# White Industries singlespeed freewheel



## iateyoubutler (20 May 2019)

Does anybody have one that is surplus to requirements and wish to sell on? I ride singlespeed a lot and am fed up with constantly replacing the cheap ones - they are usually great until it rains and it washes the grease out! Need something decent.............

Thanks


----------



## Sharky (21 May 2019)

I am the opposite, I tend to use cheap Dicta freewheels as I often change ratios and it's much easier and cheaper to swap up and down.
However, I did buy a more expensive shimano one, but on my Mavic Elise track wheel, it just didn't fit. The shimano one is just a little wider and too close to the chain stays.

What size freewheel are you looking for?


----------



## iateyoubutler (21 May 2019)

Sharky said:


> I am the opposite, I tend to use cheap Dicta freewheels as I often change ratios and it's much easier and cheaper to swap up and down.
> However, I did buy a more expensive shimano one, but on my Mavic Elise track wheel, it just didn't fit. The shimano one is just a little wider and too close to the chain stays.
> 
> What size freewheel are you looking for?


That`s what I`ve been using, great to start with then as soon as it gets wet it`s game over.....

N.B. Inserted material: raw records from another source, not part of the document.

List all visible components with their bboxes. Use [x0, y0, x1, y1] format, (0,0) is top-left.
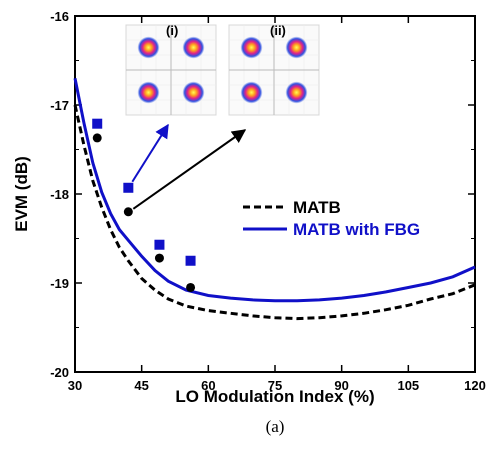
constellation-point — [137, 36, 160, 59]
constellation-point — [182, 36, 205, 59]
legend: MATB MATB with FBG — [243, 198, 420, 239]
inset-constellation-ii — [228, 24, 320, 116]
y-tick-label: -19 — [50, 276, 69, 291]
x-tick-label: 105 — [397, 378, 419, 393]
x-tick-label: 30 — [68, 378, 82, 393]
constellation-point — [182, 81, 205, 104]
x-tick-label: 90 — [334, 378, 348, 393]
axis-ticks — [74, 15, 476, 373]
legend-label-matb: MATB — [293, 198, 341, 217]
x-tick-label: 120 — [464, 378, 486, 393]
constellation-point — [285, 81, 308, 104]
inset-constellation-i — [125, 24, 217, 116]
x-tick-label: 45 — [134, 378, 148, 393]
y-tick-label: -20 — [50, 365, 69, 380]
figure-caption: (a) — [266, 417, 285, 436]
inset-label-i: (i) — [166, 23, 178, 38]
data-markers — [92, 118, 196, 292]
series-line-matb — [73, 104, 476, 321]
matb-with-fbg-marker — [92, 118, 103, 129]
y-tick-label: -17 — [50, 98, 69, 113]
y-tick-label: -18 — [50, 187, 69, 202]
matb-marker — [154, 253, 164, 263]
constellation-point — [240, 81, 263, 104]
x-tick-label: 75 — [268, 378, 282, 393]
constellation-point — [137, 81, 160, 104]
constellation-point — [240, 36, 263, 59]
series-line-matb-with-fbg — [73, 78, 476, 303]
matb-with-fbg-marker — [123, 182, 134, 193]
tick-labels: 30 45 60 75 90 105 120 -16 -17 -18 -19 -20 — [50, 9, 486, 393]
matb-with-fbg-marker — [185, 255, 196, 266]
constellation-point — [285, 36, 308, 59]
matb-marker — [123, 207, 133, 217]
inset-label-ii: (ii) — [270, 23, 286, 38]
legend-label-matb-with-fbg: MATB with FBG — [293, 220, 420, 239]
x-axis-title: LO Modulation Index (%) — [175, 387, 374, 406]
matb-marker — [92, 133, 102, 143]
inset-ii-pointer-arrow — [132, 129, 247, 210]
x-tick-label: 60 — [201, 378, 215, 393]
y-axis-title: EVM (dB) — [12, 156, 31, 232]
y-tick-label: -16 — [50, 9, 69, 24]
inset-i-pointer-arrow — [131, 123, 169, 183]
matb-marker — [186, 282, 196, 292]
matb-with-fbg-marker — [154, 239, 165, 250]
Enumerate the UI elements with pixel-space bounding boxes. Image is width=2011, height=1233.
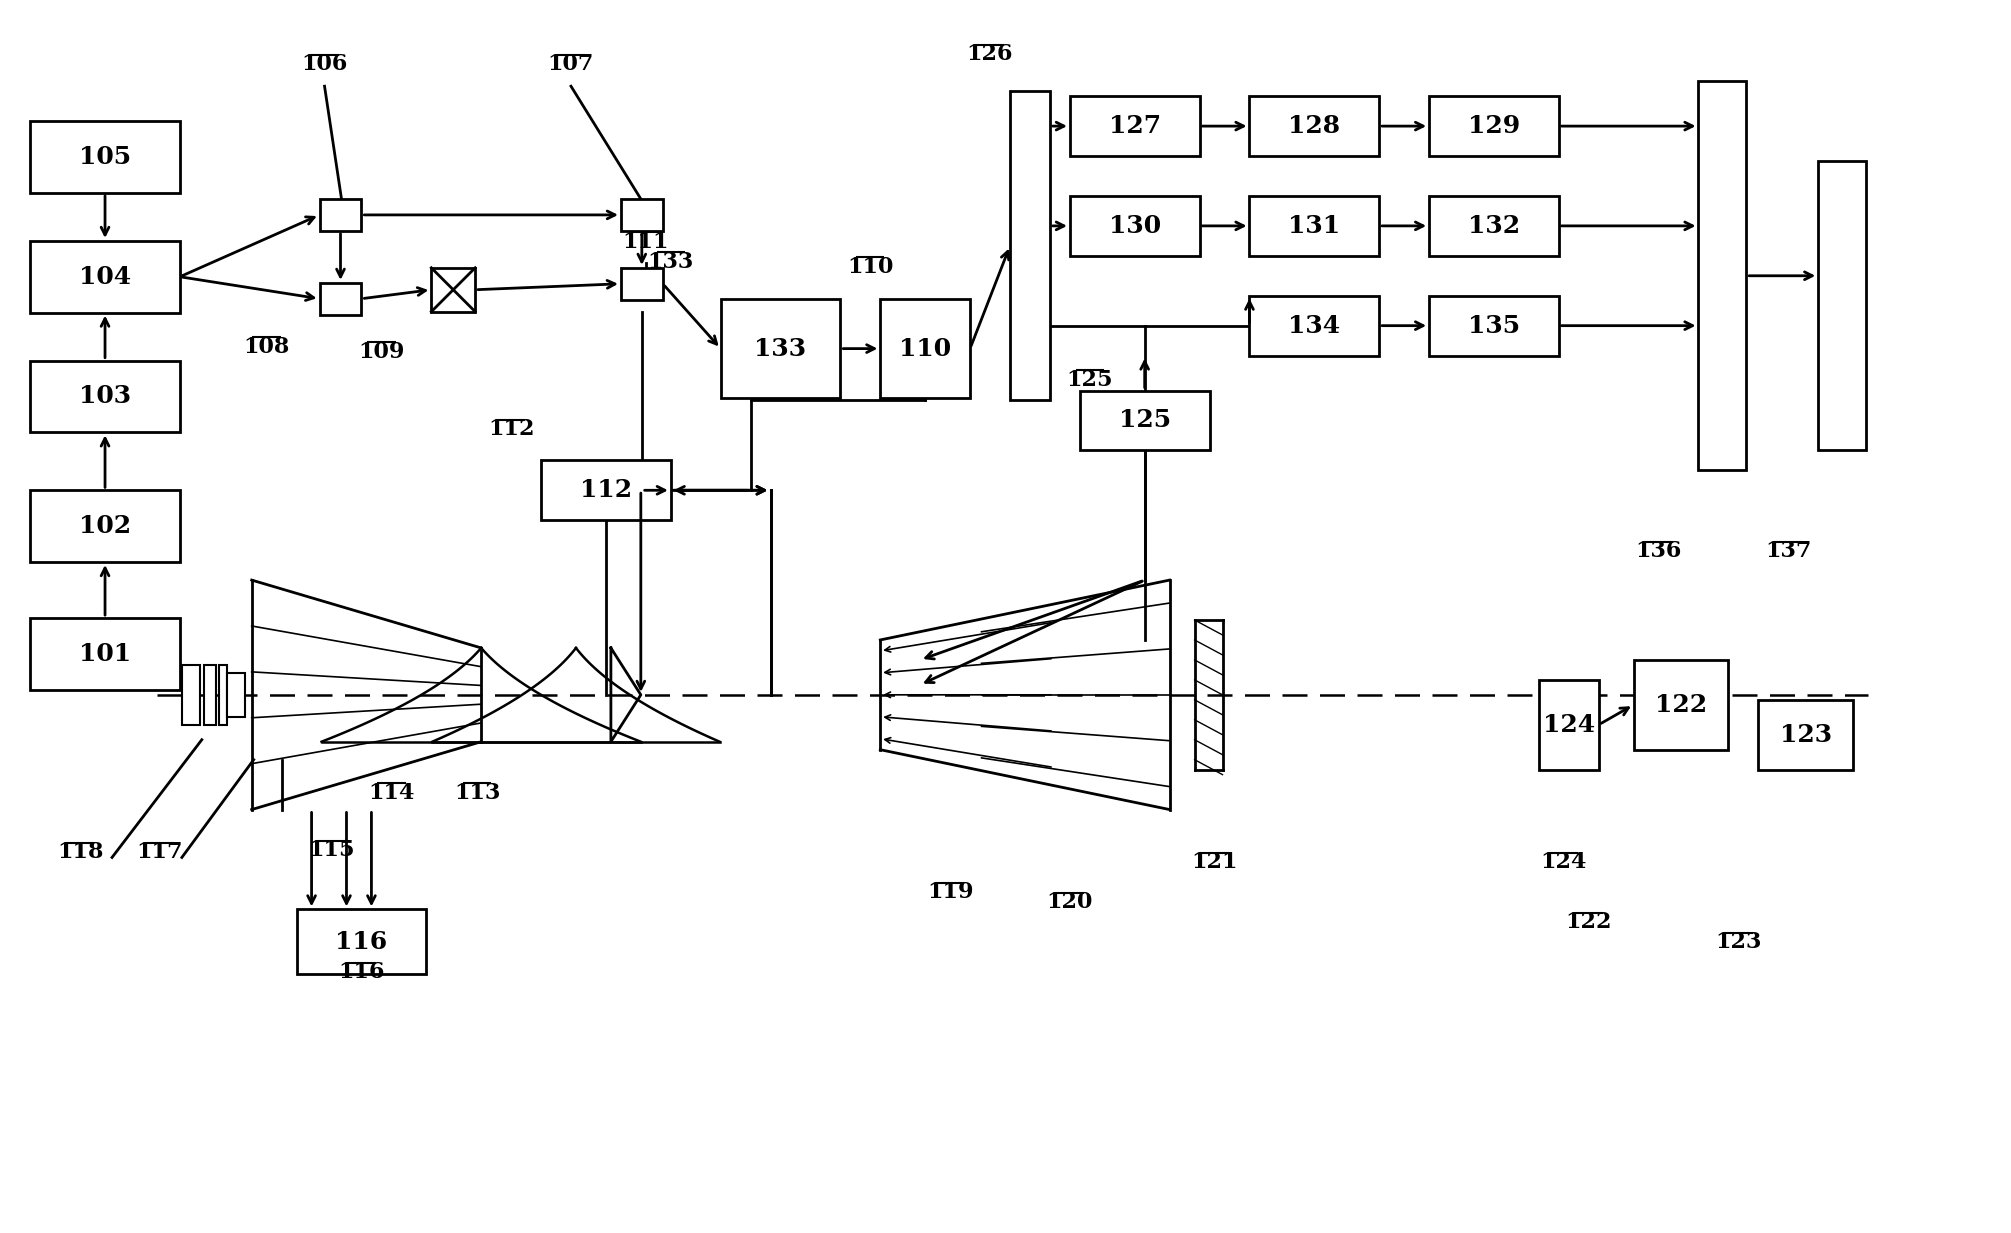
Text: 102: 102 [78,514,131,538]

It`s really hilly around here so I tend to go with 18/19/20 ish


----------



## Sharky (21 May 2019)

Just checked, my shimano one is 17T, but if you can make use of it?


----------



## iateyoubutler (21 May 2019)

Could give it a go

How much do you want for it?


----------



## Sharky (21 May 2019)

iateyoubutler said:


> Could give it a go
> 
> How much do you want for it?


Nothing really, other than a donation to a charity equivalent to the postage costs.
PM me your address and I'll pop it into the post to you 
Cheers Keith


----------



## Sharky (27 May 2019)

Do you still want it? Havent received a pm (private message) yet.

Cheers keith


----------



## broady (7 Jun 2019)

If he doesn't want it then I'd love to take it. I was thinking either 17 or 18 as a free wheel for the Langster (currently is only fixed).
Let me know 
Andy


----------



## Sharky (7 Jun 2019)

broady said:


> If he doesn't want it then I'd love to take it. I was thinking either 17 or 18 as a free wheel for the Langster (currently is only fixed).
> Let me know
> Andy


First to send me a PM can have it.

Cheers Keith


----------



## rogerzilla (6 Sep 2019)

The Shimano ones are serviceable. You need a pin spanner for the left-threaded cone and a bit of patience. I rebuild them with Sturmey-Archer internal hub grease (like very, very sticky brown oil) which has a calcium base so is very waterproof and, of course, won't clog pawls.

If you like, you can rebuild it backwards for left-hand drive. You'd need to screw it onto the hub very tightly, with strong threadlock.


----------